Het vijfjarenplan bevat dit keer geen expliciet groeipercentage, al berekenden economen dat de komende vijftien jaar impliciet op 3,5 tot 4 procent groei per jaar wordt gemikt. Snelle groei moet plaatsmaken voor kwalitatieve groei, en de economie moet groener.

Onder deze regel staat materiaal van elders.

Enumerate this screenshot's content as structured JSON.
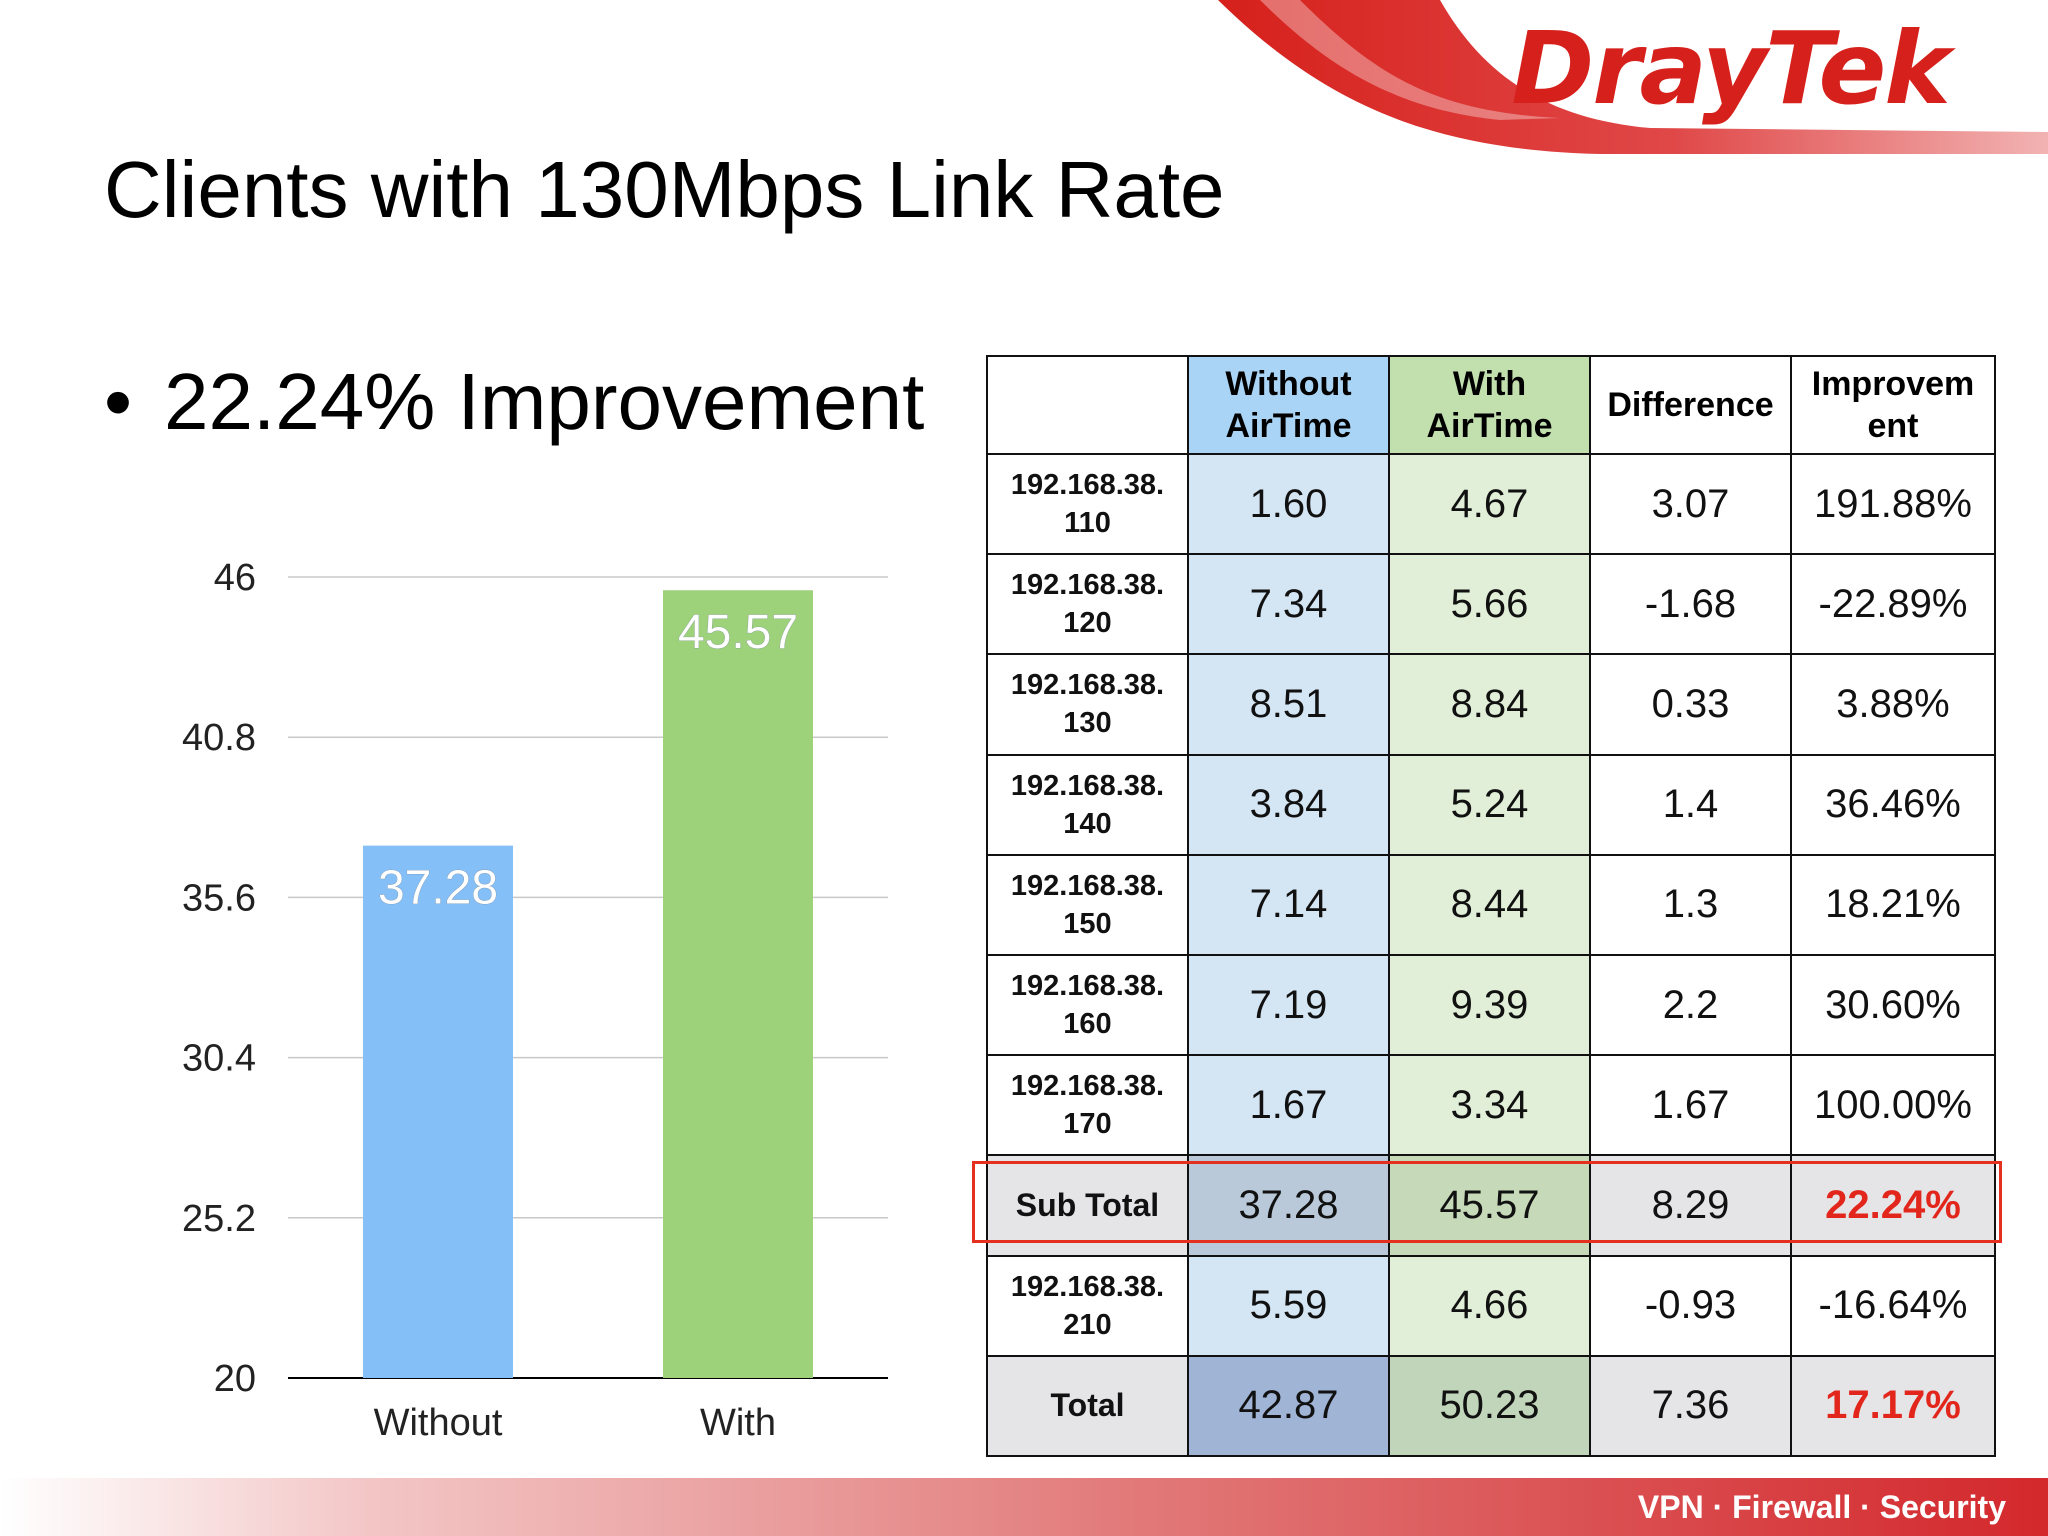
{
  "brand": {
    "logo_text": "DrayTek",
    "tagline": "VPN · Firewall · Security",
    "colors": {
      "red": "#d6201b"
    }
  },
  "slide": {
    "title": "Clients with 130Mbps Link Rate",
    "bullet": "22.24% Improvement"
  },
  "chart_data": {
    "type": "bar",
    "categories": [
      "Without",
      "With"
    ],
    "values": [
      37.28,
      45.57
    ],
    "value_labels": [
      "37.28",
      "45.57"
    ],
    "colors": [
      "#84bff7",
      "#9dd17a"
    ],
    "ylim": [
      20,
      46
    ],
    "yticks": [
      "20",
      "25.2",
      "30.4",
      "35.6",
      "40.8",
      "46"
    ],
    "ytick_values": [
      20,
      25.2,
      30.4,
      35.6,
      40.8,
      46
    ],
    "grid": true,
    "legend": "none"
  },
  "table": {
    "headers": [
      "",
      "Without\nAirTime",
      "With\nAirTime",
      "Difference",
      "Improvem\nent"
    ],
    "rows": [
      {
        "label": "192.168.38.\n110",
        "without": "1.60",
        "with": "4.67",
        "diff": "3.07",
        "impr": "191.88%"
      },
      {
        "label": "192.168.38.\n120",
        "without": "7.34",
        "with": "5.66",
        "diff": "-1.68",
        "impr": "-22.89%"
      },
      {
        "label": "192.168.38.\n130",
        "without": "8.51",
        "with": "8.84",
        "diff": "0.33",
        "impr": "3.88%"
      },
      {
        "label": "192.168.38.\n140",
        "without": "3.84",
        "with": "5.24",
        "diff": "1.4",
        "impr": "36.46%"
      },
      {
        "label": "192.168.38.\n150",
        "without": "7.14",
        "with": "8.44",
        "diff": "1.3",
        "impr": "18.21%"
      },
      {
        "label": "192.168.38.\n160",
        "without": "7.19",
        "with": "9.39",
        "diff": "2.2",
        "impr": "30.60%"
      },
      {
        "label": "192.168.38.\n170",
        "without": "1.67",
        "with": "3.34",
        "diff": "1.67",
        "impr": "100.00%"
      },
      {
        "label": "Sub Total",
        "without": "37.28",
        "with": "45.57",
        "diff": "8.29",
        "impr": "22.24%"
      },
      {
        "label": "192.168.38.\n210",
        "without": "5.59",
        "with": "4.66",
        "diff": "-0.93",
        "impr": "-16.64%"
      },
      {
        "label": "Total",
        "without": "42.87",
        "with": "50.23",
        "diff": "7.36",
        "impr": "17.17%"
      }
    ]
  }
}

4 Leuke dingen voor de middenklasse
China is de afgelopen decennia als land veel rijker geworden, maar niet alle Chinezen hebben daar evenveel van geprofiteerd. De kloof tussen stads- en plattelandsbewoners is enorm, en dat zorgt voor onvrede, zeker nu de economische schade door covid-19 ongelijk is verdeeld. Beijing zet daarom in op ‘beter leven’: de middenklasse vergroten en iedereen toegang geven tot goede gezondheidszorg, kwalitatief onderwijs, cultuur, sport én betaalde vakantie.
5 Oorlogsklaar leger
China is zijn leger al jarenlang aan het uitbouwen en doet daar in dit vijfjarenplan nog een schepje bovenop. Beijing wil tegen 2027 een ‘modern leger’ – volgens analisten: gelijkwaardig aan het Amerikaanse. Één woord in het communiqué trekt veel aandacht: dat leger moet goed getraind zijn, goed uitgerust en ‘voorbereid op een oorlog’. In tijden van spanningen met India, in de Zuid-Chinese Zee en in de Straat van Taiwan geeft Beijing daarmee een nauwelijks verholen waarschuwing af.